More than two major dependencies, and you should ask yourself if there's any way to split things up into smaller pieces that are responsible for fewer things.

A dependency might not always be a program you have to install. Another module in your system is also a dependency. So is your business logic. I think about dependencies as anything that your module "knows about". This could even be the shape of certain data structures that might not have explicit type definitions.

The fewer things a module knows about, the more likely the module will be able to persist unchanged over time, because there will be fewer reasons to change it.

When your web application is built with small, independent modules that only do one thing, the chances are much, much lower that any of those pieces will need to be rewritten. And the chance of the whole application needing to be rewritten all at once drops to nearly zero. Even if you later want to do a major redesign, you'll find it easier to copy over lots of these older, simple modules to reuse in the new system.

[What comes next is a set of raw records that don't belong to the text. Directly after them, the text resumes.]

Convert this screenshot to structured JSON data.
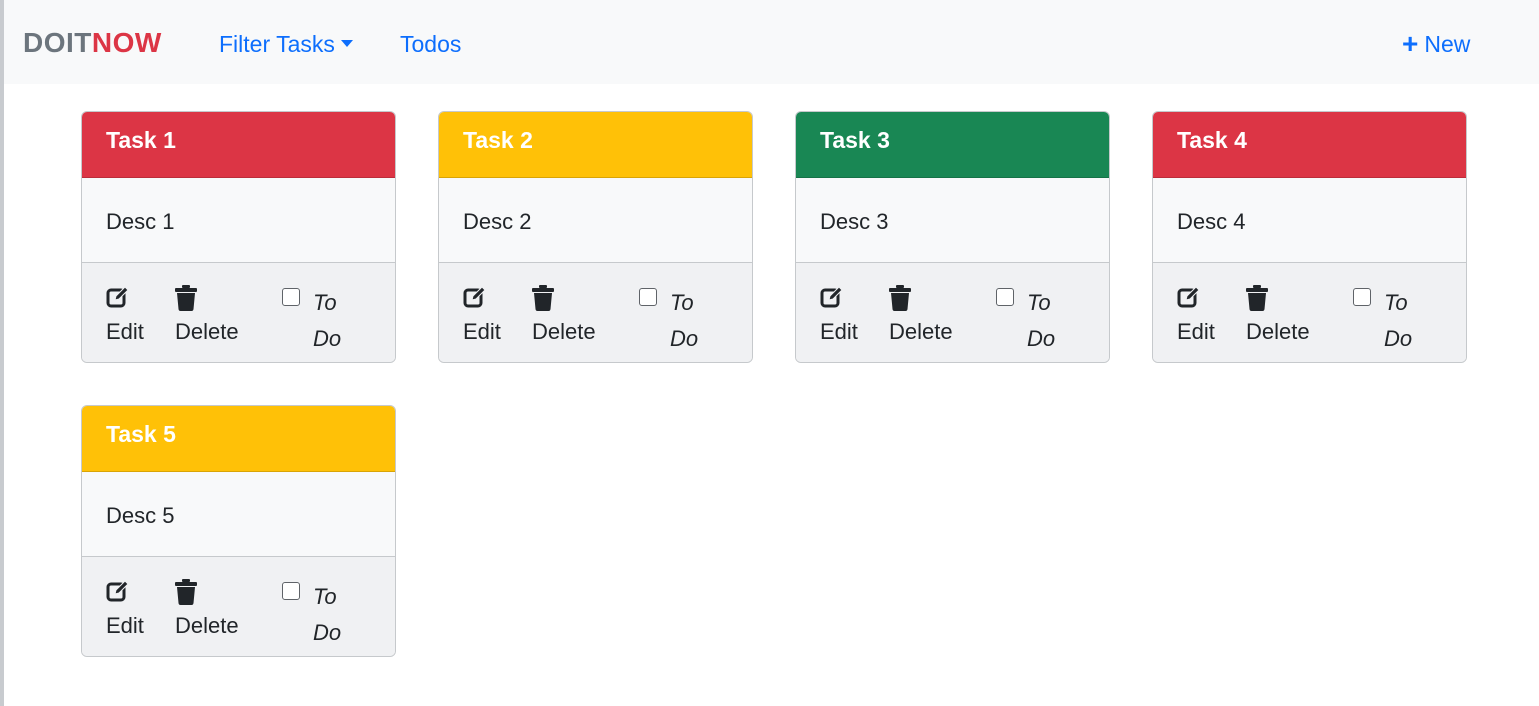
{
  "colors": {
    "danger": "#dc3545",
    "warning": "#ffc107",
    "success": "#198754",
    "link": "#0d6efd",
    "brand_gray": "#6c757d"
  },
  "navbar": {
    "brand_part1": "DOIT",
    "brand_part2": "NOW",
    "filter_label": "Filter Tasks",
    "todos_label": "Todos",
    "new_label": "New",
    "new_icon": "plus-icon"
  },
  "tasks": [
    {
      "title": "Task 1",
      "desc": "Desc 1",
      "color": "#dc3545",
      "edit_label": "Edit",
      "delete_label": "Delete",
      "todo_label": "To Do",
      "checked": false
    },
    {
      "title": "Task 2",
      "desc": "Desc 2",
      "color": "#ffc107",
      "edit_label": "Edit",
      "delete_label": "Delete",
      "todo_label": "To Do",
      "checked": false
    },
    {
      "title": "Task 3",
      "desc": "Desc 3",
      "color": "#198754",
      "edit_label": "Edit",
      "delete_label": "Delete",
      "todo_label": "To Do",
      "checked": false
    },
    {
      "title": "Task 4",
      "desc": "Desc 4",
      "color": "#dc3545",
      "edit_label": "Edit",
      "delete_label": "Delete",
      "todo_label": "To Do",
      "checked": false
    },
    {
      "title": "Task 5",
      "desc": "Desc 5",
      "color": "#ffc107",
      "edit_label": "Edit",
      "delete_label": "Delete",
      "todo_label": "To Do",
      "checked": false
    }
  ]
}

Finally, a tangible example

Let's say you need to send out a Forgot Password email. You could do the whole thing in one file, but I would prefer to split it up like this:

A module that knows how to actually send an email using AWS SES or something, but doesn't know the recipient, subject or body of the email. function sendEmail(toAddress, subject, body), for example.
A module that knows about the subject and body of the Forgot Password email, but doesn't know who it's sending to or what the reset URL will be. function sendForgotPasswordEmail(toAddress, resetUrl)
A module for the user table in the database, that has a function to generate a reset code, but doesn't know how the reset code will be used or even whether an email will be sent out. function createResetCode(userEmail)
A module that knows about the URL structure of the site, and has a function that can generate a password reset link from a reset code. function getResetUrlFromCode(code)
A module that ties everything together. It takes an email address, calls createResetCode, uses that to call getResetUrlFromCode, passes that to getForgotPasswordEmail, and sends the recipient address and email body to sendForgotPasswordEmail. forgotPassword(email)
A user interface widget with a form, a text field and a button, so the user can type in their email address and click Send password reset link. When the form is submitted, it tells the user to go wait for the email.
A module that is responsible for the server-side password reset part of the system. It receives the form submission, pulls the email address from the form data, calls forgotPassword, and then sends a success status back to the browser.

Here, only a few modules are likely to change. You'll probably see changes to the sendForgotPasswordEmail function, as well as the user interface widget. All the other modules I've outlined are very reusable, and highly unlikely to change, unless you change your email sending provider, or your database software, or something else major. Even in those situations, the code that needs to change is very isolated and easy to replace without affecting anything else.

You can even improve on this further, by having the contents of the email be database-driven, so that non-technical staff members can change the email templates themselves through an admin interface. But an architecture like this is a good starting point that makes those sorts of changes simpler to make.

A good start

If you get in the habit of writing more modular code, and splitting things up as early as possible, then the next time you're throwing together a quick prototype, you'll be able to lean on those principals in the process.

Instead of a giant ball of tangled dependencies and logic, you'll be building smaller, simpler, reusable components that can be used as solid building blocks. Some of these will be so useful and generic that you'll even be able to reuse them in completely different systems without changing them at all.